앞에서 map.put(human1, 1)을 했으므로 접근하는 인덱스의 버킷은 null이 아니므로 (3)로직이 동작한다.

자 그렇다면 이제 else 부분을 들어가보자.

else {
	Node<K,V> e; K k;
	if (p.hash == hash &&
		((k = p.key) == key || (key != null && key.equals(k))))
		e = p;
        
     ...

둘의 (hash가 같아야 하고) + (둘의 Key 참조가 같거나, equals가 같다면) 동일한 식별자라고 판단합니다.

다시말해 hashCode는 무조건 같아야한다. (조건문을 잘 해석해야합니다)

(여기서 hashCode와 equals를 오버라이딩 하는 이유를 알 수 있습니다)

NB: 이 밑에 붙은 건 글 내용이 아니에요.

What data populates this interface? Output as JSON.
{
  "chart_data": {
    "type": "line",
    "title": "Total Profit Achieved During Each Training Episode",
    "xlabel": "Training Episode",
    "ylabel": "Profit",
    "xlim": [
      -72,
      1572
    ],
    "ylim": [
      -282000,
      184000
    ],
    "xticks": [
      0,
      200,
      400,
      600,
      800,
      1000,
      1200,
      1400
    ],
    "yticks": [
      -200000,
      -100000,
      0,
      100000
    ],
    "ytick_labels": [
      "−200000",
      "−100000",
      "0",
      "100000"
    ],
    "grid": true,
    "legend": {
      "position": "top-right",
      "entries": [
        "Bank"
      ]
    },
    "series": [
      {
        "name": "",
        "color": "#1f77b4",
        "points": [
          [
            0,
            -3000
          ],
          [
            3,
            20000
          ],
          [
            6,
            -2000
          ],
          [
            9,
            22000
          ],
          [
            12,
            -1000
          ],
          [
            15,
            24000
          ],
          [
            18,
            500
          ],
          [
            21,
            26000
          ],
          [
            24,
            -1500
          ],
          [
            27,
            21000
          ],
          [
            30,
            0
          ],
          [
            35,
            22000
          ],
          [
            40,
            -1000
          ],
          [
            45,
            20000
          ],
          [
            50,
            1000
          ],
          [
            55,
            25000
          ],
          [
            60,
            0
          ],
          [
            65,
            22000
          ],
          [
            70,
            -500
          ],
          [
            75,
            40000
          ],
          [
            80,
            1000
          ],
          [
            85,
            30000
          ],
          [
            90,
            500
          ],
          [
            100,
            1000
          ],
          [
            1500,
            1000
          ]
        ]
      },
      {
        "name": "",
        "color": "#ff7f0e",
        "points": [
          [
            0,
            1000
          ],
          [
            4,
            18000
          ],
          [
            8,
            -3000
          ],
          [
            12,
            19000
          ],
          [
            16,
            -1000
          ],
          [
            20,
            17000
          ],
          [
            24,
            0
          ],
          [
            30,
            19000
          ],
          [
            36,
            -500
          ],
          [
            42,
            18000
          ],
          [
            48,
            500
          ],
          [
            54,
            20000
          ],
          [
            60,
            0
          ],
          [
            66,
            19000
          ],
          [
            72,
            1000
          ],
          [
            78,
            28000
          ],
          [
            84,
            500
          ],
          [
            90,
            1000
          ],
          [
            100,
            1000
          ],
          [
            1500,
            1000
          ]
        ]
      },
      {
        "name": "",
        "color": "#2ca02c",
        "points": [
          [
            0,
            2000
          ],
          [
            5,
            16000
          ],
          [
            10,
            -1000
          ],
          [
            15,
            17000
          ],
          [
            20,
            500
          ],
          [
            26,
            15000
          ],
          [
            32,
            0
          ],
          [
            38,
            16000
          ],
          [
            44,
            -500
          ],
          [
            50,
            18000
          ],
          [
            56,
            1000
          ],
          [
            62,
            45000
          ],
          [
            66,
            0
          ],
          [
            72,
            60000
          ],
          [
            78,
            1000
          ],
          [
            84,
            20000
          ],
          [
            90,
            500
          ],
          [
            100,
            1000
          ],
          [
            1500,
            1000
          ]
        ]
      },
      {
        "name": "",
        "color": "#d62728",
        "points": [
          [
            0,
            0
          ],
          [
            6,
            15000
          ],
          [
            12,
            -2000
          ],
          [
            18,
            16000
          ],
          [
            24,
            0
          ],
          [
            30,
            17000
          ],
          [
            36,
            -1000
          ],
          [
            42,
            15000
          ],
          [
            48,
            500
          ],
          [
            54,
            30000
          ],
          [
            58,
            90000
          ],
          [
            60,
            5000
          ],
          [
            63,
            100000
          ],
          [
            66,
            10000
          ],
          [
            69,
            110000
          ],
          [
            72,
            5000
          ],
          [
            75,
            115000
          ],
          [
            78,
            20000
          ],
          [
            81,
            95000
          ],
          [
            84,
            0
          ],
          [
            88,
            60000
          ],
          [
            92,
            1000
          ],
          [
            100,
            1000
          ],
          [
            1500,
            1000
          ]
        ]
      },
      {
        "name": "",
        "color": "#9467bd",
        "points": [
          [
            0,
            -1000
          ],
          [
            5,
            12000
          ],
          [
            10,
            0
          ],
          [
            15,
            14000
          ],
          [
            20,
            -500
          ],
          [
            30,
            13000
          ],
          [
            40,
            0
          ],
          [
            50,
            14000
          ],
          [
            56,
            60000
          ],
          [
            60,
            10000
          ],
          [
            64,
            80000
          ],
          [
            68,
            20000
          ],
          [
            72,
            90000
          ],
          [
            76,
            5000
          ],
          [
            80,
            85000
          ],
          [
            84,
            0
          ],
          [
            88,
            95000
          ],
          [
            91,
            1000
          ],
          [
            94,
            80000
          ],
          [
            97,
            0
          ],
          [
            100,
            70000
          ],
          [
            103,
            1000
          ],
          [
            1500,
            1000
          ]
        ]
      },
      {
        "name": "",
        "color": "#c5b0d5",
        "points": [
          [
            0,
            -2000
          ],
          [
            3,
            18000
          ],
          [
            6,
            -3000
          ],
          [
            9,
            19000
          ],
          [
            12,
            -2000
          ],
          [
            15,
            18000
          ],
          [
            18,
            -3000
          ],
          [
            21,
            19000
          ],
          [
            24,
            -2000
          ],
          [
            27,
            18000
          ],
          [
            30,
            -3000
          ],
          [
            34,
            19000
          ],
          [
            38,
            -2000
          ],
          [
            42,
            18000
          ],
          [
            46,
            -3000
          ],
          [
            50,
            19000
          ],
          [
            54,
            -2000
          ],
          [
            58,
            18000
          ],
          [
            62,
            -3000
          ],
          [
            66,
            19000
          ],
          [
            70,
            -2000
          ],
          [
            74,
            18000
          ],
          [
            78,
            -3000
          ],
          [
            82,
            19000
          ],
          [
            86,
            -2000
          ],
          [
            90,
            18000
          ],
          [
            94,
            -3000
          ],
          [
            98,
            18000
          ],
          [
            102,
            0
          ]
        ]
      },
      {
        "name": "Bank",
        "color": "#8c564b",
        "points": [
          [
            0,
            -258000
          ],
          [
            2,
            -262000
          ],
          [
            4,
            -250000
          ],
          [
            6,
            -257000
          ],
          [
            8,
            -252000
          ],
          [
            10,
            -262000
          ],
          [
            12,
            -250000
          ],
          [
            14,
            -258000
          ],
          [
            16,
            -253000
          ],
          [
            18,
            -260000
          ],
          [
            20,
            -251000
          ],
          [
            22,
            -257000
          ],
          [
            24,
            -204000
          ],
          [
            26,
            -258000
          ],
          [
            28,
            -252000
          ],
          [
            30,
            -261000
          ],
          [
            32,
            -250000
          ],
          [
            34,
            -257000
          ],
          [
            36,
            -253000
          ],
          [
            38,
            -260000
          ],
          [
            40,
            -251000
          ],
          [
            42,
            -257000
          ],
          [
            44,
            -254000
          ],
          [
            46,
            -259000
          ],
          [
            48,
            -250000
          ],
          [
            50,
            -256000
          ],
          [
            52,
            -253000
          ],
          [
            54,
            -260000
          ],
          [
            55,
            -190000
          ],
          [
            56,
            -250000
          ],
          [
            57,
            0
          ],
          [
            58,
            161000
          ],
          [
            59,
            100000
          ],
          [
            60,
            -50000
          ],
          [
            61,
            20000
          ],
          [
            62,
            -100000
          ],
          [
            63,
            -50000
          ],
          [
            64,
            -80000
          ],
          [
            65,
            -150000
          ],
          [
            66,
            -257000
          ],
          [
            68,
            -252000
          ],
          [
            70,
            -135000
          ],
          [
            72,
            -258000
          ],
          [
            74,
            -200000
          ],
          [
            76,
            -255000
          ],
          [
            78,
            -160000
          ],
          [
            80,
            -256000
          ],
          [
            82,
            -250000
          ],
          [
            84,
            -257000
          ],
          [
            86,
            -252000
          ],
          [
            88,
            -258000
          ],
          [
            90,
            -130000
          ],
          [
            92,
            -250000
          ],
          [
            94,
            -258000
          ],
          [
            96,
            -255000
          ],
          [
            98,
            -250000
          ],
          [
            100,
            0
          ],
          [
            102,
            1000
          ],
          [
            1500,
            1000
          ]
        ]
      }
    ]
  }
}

따라서 위 조건에서는 true가 되므로 e = p;를 실행한다. (hashCode가 동일하고 equals가 true가 나왔으므로)

여기서 p는 위 코드로 올라가보면 (2)에서 초기화된 버킷의 Node입니다.

디버깅으로 확인해보면 p는 tabl[9(i)]의 Node인걸 확인할 수 있다. (i = 9)

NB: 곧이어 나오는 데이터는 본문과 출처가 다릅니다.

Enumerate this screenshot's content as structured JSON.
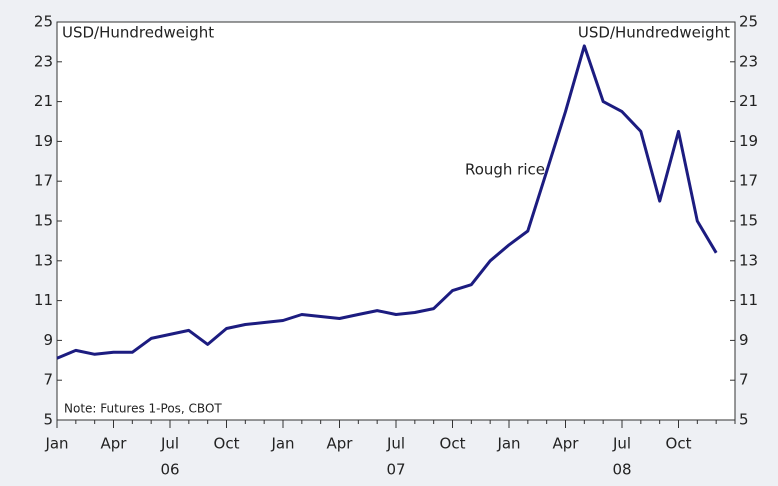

이전에 put으로 넣은 값 1을 그대로 갖고있는 걸 확인할 수 있습니다.

이제 다음이 실행되는 로직은 심플합니다.

식별자에 해당하는 값을 새로운 값으로 변경하는 작업을 진행합니다.

if (e != null) { // existing mapping for key
  V oldValue = e.value;
  if (!onlyIfAbsent || oldValue == null)
  e.value = value;
  afterNodeAccess(e);
  return oldValue;
}

최종적으로 결과 값이 2로 변경된 것을 확인할 수 있다.

그렇다면 이번에 동일한 인덱스 버킷에 다른 식별자를 가진 여러 노드들이 있을 때는 어떤식으로 동작할까?

우선 다음과 같이 모든 Human객체의 hashCode를 동일하게 만들어서 동일한 인덱스 버킷에 저장될 수 있도록 해준다.

public class Human {
    
    @Override
    public int hashCode() {
      return 1;
    }
}

값이 다르기 때문에 서로 식별자를 다르게 인식할 것이다. 즉 동일한 인덱스 버킷에 각각 다른 노드들로 저장됩니다.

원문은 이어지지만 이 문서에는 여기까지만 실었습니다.